What a wonderful review of the show you attended! I loved your description of the art -- not an easy task. The question that arises in my mind is the same we used to kick around twenty years ago in an arts group -- in what way do these paintings communicate God's truth -- or are they only to speak to His beauty? To name something "Til We Have Faces" begs there to be meaning beyond just the application of the media. So rather than make this a hypothetical question, I'll ask this directly to you, Sorina: how did you sense these paintings communicate a Christian worldview?

Iambic Admonit said...

Great question, Bruce. The answer is different for each artist, and even for each painting. In the context of the gallery, which is a gallery of Faith and the Fine Arts, there was a sort of assumption of Christian truth that helped to interpret piece that otherwise would note have communicated anything particularly Christian.

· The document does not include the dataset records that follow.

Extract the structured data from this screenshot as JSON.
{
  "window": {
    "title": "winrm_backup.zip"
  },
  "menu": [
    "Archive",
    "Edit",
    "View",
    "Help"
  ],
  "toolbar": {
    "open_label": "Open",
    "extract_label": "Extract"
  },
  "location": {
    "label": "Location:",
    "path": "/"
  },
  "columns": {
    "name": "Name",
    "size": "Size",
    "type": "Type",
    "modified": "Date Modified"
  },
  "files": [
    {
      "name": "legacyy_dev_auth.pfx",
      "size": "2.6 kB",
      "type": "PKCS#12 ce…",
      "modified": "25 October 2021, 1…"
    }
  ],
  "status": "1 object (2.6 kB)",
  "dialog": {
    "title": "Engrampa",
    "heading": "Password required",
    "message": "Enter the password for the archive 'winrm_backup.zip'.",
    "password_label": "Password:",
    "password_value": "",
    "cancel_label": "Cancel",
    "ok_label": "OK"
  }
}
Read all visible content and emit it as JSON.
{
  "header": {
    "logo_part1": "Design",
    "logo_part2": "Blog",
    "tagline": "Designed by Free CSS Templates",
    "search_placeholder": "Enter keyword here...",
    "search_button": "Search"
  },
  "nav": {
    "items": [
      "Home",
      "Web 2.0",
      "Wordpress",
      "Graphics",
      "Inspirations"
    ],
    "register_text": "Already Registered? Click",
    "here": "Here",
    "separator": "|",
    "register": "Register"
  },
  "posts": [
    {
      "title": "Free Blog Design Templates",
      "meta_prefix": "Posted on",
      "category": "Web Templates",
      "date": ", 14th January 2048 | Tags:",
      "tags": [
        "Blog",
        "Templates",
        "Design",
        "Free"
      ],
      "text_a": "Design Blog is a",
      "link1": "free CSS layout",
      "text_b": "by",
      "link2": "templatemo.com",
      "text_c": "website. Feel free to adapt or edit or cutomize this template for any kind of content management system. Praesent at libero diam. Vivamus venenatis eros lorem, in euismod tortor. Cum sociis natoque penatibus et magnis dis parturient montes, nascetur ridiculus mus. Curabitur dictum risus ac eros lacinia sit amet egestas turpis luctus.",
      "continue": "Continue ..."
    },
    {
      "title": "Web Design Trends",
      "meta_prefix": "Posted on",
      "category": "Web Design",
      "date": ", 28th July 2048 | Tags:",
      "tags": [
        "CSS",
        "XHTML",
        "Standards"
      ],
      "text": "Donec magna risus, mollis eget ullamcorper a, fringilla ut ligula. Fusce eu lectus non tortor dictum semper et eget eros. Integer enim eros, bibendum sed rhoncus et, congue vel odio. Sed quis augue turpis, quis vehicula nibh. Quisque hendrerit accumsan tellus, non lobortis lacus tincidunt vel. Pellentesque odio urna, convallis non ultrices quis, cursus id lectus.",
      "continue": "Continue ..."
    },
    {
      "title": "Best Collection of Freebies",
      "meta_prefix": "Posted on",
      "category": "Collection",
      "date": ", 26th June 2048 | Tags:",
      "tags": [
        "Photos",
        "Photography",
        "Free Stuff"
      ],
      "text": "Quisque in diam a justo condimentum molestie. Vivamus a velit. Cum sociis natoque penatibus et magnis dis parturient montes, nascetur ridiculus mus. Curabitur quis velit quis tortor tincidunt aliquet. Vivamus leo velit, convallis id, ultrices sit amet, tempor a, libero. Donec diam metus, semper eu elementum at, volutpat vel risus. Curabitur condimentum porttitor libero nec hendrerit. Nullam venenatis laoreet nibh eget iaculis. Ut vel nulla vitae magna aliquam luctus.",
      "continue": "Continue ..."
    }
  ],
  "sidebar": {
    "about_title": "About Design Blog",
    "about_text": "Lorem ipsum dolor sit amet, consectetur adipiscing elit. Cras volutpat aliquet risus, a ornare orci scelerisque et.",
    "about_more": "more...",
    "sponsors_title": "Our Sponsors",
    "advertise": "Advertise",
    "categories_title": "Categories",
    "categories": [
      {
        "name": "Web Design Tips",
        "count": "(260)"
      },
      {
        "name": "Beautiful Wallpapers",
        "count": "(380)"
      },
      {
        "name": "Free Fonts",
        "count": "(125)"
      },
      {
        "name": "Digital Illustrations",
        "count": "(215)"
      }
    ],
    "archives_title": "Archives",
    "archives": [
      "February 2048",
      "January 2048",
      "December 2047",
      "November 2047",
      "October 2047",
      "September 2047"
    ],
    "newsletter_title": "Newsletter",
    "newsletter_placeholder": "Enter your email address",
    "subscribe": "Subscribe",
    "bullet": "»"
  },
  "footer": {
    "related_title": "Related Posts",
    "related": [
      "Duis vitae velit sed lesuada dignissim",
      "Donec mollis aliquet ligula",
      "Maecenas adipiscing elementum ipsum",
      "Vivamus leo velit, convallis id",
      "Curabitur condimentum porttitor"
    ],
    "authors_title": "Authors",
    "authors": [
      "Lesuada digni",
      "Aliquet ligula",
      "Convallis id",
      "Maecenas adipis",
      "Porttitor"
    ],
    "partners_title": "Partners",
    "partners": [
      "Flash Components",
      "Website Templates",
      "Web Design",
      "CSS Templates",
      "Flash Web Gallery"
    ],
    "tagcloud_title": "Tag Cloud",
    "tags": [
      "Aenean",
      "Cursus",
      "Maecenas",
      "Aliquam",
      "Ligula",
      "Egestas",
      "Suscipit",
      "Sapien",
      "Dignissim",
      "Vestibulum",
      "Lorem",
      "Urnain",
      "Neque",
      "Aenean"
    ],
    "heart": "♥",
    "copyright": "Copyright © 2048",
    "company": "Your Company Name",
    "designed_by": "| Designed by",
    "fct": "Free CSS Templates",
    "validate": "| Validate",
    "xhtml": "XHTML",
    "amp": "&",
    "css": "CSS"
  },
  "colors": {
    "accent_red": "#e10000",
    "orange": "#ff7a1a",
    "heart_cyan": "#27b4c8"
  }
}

So, for instance: Wayne Berger's work was, on the whole, the most abstract there. I got a sense of the beauty, order, precious value of the natural world. Simply creating a landscape in gold and silver leaf communicates this message, which is a Biblical one. There was also a suggestion of symmetry and geometrical precision in his images of corners and windows. They were full of light, optimism, and purity that suggested redemption and, I think, would have suggested that to me even if I encountered one of his pieces in another context and knew nothing about his faith.

Fujimura's paintings had obvious Christian messages worked in subtle ways. For instance, he etched Bible verses in tiny gold lettering along several of his works. So this was an explicit way that his work communicated Christian truth--if you could find the text! And he often had Scripture reference titles, too. Many of his pieces, as you noted, made reference to something outside themselves (a Bible verse, a work of fiction by a Christian author) that provided meaning if the viewer got the allusion.

Let me go on a tangent here. In an article I wrote for Comment magazine (http://www.cardus.ca/comment/article/1314/), I articulated three different ways Christian truth can be communicated in works of art. They were pretty much the obvious, the subtle, and the implicit. I saw all three of these at White Stone.

Etching Bible verses or giving a Scriptural title is the obvious method, the one I called encoding.
Using the title of a C. S. Lewis book is more like embodiment.

But then there's the third kind, which is the hardest both to define and to achieve in art. I called it an incarnational or sacramental approach. This occurs when there is absolutely no Christin content or message contained in the work, either by outright statements or by subtle interweavings of/allusions to doctrine, Scripture, or religious texts and ideas. Instead, it just shows in how the artists handle their material. They love the stuff they work with and they love this earth they're on, because God made it, sustains it, and show His character through it. I saw a lot of this in this show, too. Maybe in Fujimura's tree piece, maybe in the Milan's dancers.

Hey, you've really got me going on this! Maybe I'll write a whole post about it.... Thanks, Bruce!

Tammy said...

In Philip Ryken's book, "Art for God's Sake", he describes an exibit by Fuimura called, Images of Grace. He states about Fuimura's work, "his artwork carries deep meaning. Gold represents eternal transcendence; silver--a precious metal that tarnishes through time--represents both the value and mutability of human life; and so on." He goes on to say how he uses traditional symbolism to give clear expression to his Christian faith. I like what he said about Christian artwork..."at it's best, art is able to satisfy our deep longing for beauty and communicate profound spiritual, intellectual, and emotional truth about the world that God made for his Glory". Is it necessary for art to communicate these truths clearly, without a doubt, or is it more like a parable where the meaning is hidden and you have to dig deeper. Sorina, I like your thoughts on the different ways Christian art can communicate. Is it always a goal for a Christian artist to create art that will communicate a specific Christian message?